Television presenter

Born: November 9, 1979;

Died: February 15, 2020.

CAROLINE Flack, who has taken her own life at the age of 40, was an ebullient figure on some of the highest-profile shows on television in recent years, the winner of Strictly Come Dancing in 2014, a joint presenter of the X Factor, and, latterly, the presenter of Love Island, a runaway ratings success for ITV2.

A measure of her popularity is that her contract for presenting the latter show in 2019 was worth £1.2 million, to say nothing of the hugely rewarding endorsement deals that came her way.

“Television is where I’m most at home”, she once said. “I’m not one of those TV presenters who secretly yearns to be a Hollywood actress. Live telly is what I thrive on”.

Like many female celebrities, however, her private life proved to be irresistible for tabloid newspapers, who picked over her relationships with men who were in the public eye, and made much of her arrest, late last year, for allegedly assaulting her boyfriend, Lewis Burton.

Flack was set to face trial next month in relation to the alleged assault; she had denied the allegation, but had stepped down from her role as Love Island presenter, to be replaced by Laura Whitmore for the winter series.

Caroline Louise Flack was born on November 9, 1979, in Enfield, north London, to Ian Flack, a soft-drinks company sales rep, and his wife Christine. Caroline had a twin sister, Jody, and an older brother, Paul, and sister, Elizabeth. Of her non-identical twin she wrote, in her autobiography, Storm in a C Cup (2015): “In photos you can tell us apart because I have the square head, Jody the pointy one”.

The family relocated to rural Norfolk when Flack was just five; a place she would much later refer to as “nowhere land”.

After completing her GSCEs she moved, aged 16, to Cambridge, where for the next three years she studied dance and musical theatre at Bodywork Company International. The college founder, Theresa Kerr, told ITV Anglia: “She was very very hard working, even then we knew that she would go somewhere. She was ambitious but not in a way that took anything away from her - she just worked hard.”

She worked for a time in various jobs, waitressing, and working in a pork processing factory.
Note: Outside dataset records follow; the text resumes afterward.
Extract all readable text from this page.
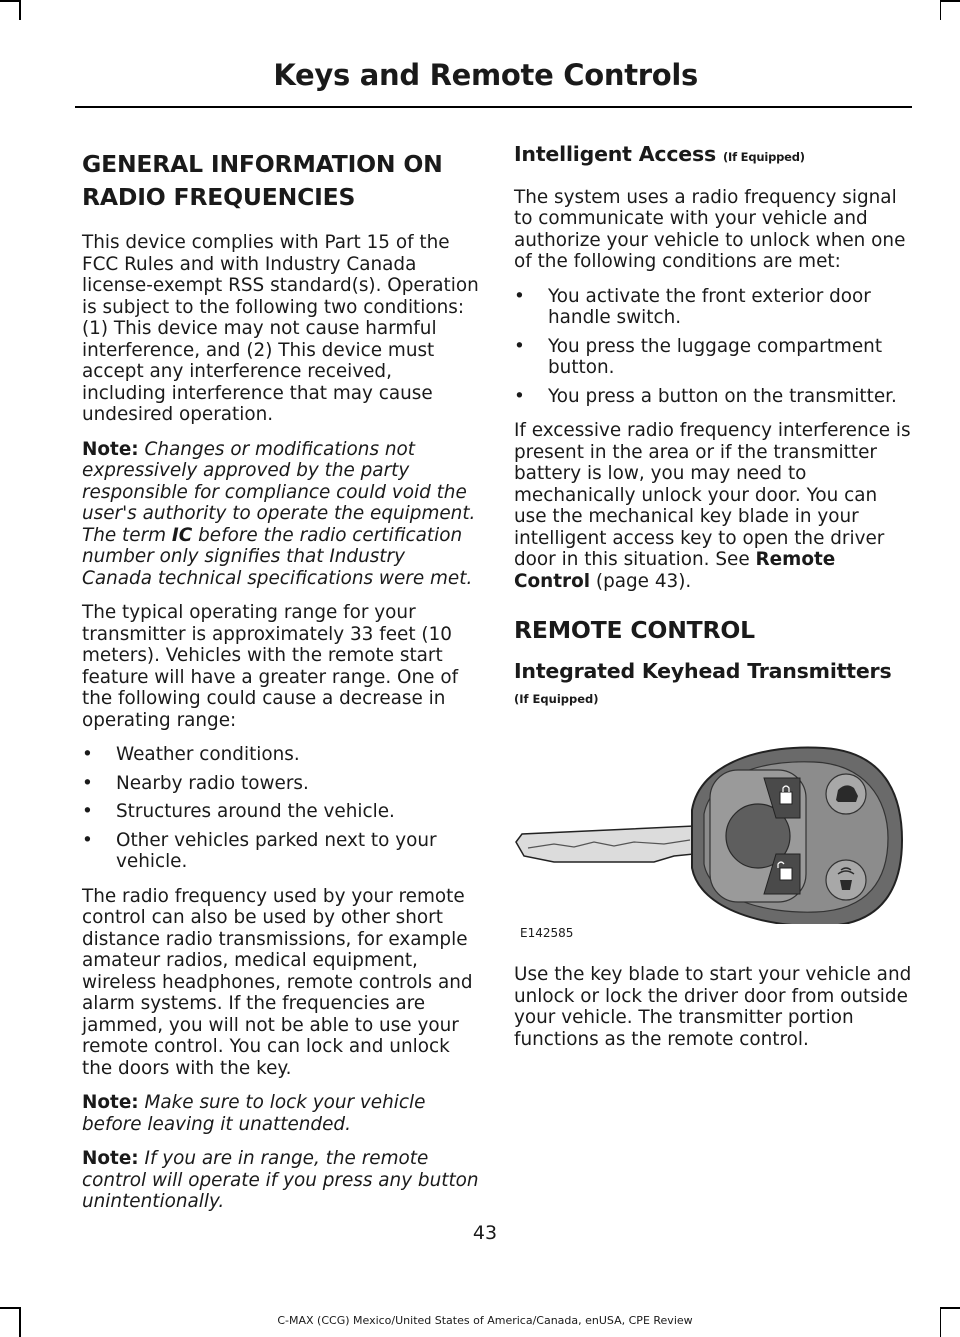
Keys and Remote Controls
GENERAL INFORMATION ON
RADIO FREQUENCIES

This device complies with Part 15 of the FCC Rules and with Industry Canada license-exempt RSS standard(s). Operation is subject to the following two conditions: (1) This device may not cause harmful interference, and (2) This device must accept any interference received, including interference that may cause undesired operation.

Note: Changes or modifications not expressively approved by the party responsible for compliance could void the user's authority to operate the equipment. The term IC before the radio certification number only signifies that Industry Canada technical specifications were met.

The typical operating range for your transmitter is approximately 33 feet (10 meters). Vehicles with the remote start feature will have a greater range. One of the following could cause a decrease in operating range:

• Weather conditions.
• Nearby radio towers.
• Structures around the vehicle.
• Other vehicles parked next to your vehicle.

The radio frequency used by your remote control can also be used by other short distance radio transmissions, for example amateur radios, medical equipment, wireless headphones, remote controls and alarm systems. If the frequencies are jammed, you will not be able to use your remote control. You can lock and unlock the doors with the key.

Note: Make sure to lock your vehicle before leaving it unattended.

Note: If you are in range, the remote control will operate if you press any button unintentionally.

Intelligent Access (If Equipped)

The system uses a radio frequency signal to communicate with your vehicle and authorize your vehicle to unlock when one of the following conditions are met:

• You activate the front exterior door handle switch.
• You press the luggage compartment button.
• You press a button on the transmitter.

If excessive radio frequency interference is present in the area or if the transmitter battery is low, you may need to mechanically unlock your door. You can use the mechanical key blade in your intelligent access key to open the driver door in this situation. See Remote Control (page 43).

REMOTE CONTROL
Integrated Keyhead Transmitters
(If Equipped)
E142585

Use the key blade to start your vehicle and unlock or lock the driver door from outside your vehicle. The transmitter portion functions as the remote control.

43
C-MAX (CCG) Mexico/United States of America/Canada, enUSA, CPE Review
Her earliest TV roles included Bo’Selecta (2002-2004), the International Pepsi Chart Show, and a Saturday morning children’s show.

In 2009 she became the co-host, with Ian Wright, of the action game show, Gladiators, on Sky One. That same year she began presenting I’m A Celebrity... Get Me Out Of Here! NOW!, the companion show to I’m a Celebrity, alongside Joe Swash and Russell Kane. She left the show in 2011 to host another spin-off programme, The Xtra Factor for The X Factor, along with former contestant, Olly Murs.

A newspaper profile in 2013 said of Flack that she was “perky and sensible, rather sweet, quick to self-denigrate, excitable and enthusiastic, low on cynicism, yet not entirely without edge, which keeps her the right side of anodyne”.

In 2015 Flack and Murs took over hosting duties on the main show, but this lasted for only one year, amidst adverse reactions from fans and critics. Flack was realistic about the hurtful remarks, subsequently saying in an interview: “Not everyone is going to like you so you have to filter it.”

By that time, however, she was already a household name, having won, with her dance partner Pasha Kovalev, Strictly Come Dancing in December 2014. In the final they achieved three perfect scores of 40, a first for a Strictly final. It was, she declared soon afterwards, “the best experience of my whole life ... I still can’t believe it’s happening. It doesn’t feel real in any way.”

Her success on Strictly led to her appearing as Irene in a touring production, in 2017, of the musical, Crazy for You. In December 2018 she played Roxie Hart in a London West End run of Chicago. She had been announced as the lead only the previous month, which meant much less rehearsal time than would otherwise have been the case.

In a revealing interview that same year Flack spoke of her personal troubles, saying that she had began suffering from depression in the aftermath of her Strictly Come Dancing triumph.

“It all started the day after I won Strictly”, she said. “I woke up and felt like somebody had covered my body in clingfilm. I couldn’t get up and just couldn’t pick myself up at all that next year. I felt ridiculous, being so sad when I’d just won the biggest show on telly and had such an amazing job. However, I felt like I was being held together by a piece of string which could snap at any time. Anti-depressants helped me get up in the morning and stopped me from being sad, but what they also do is stop you from being happy”.

Flack, who hosted all five series of the Bafta-winning Love Island after its launch in 2015, is survived by Burton, her parents and her siblings.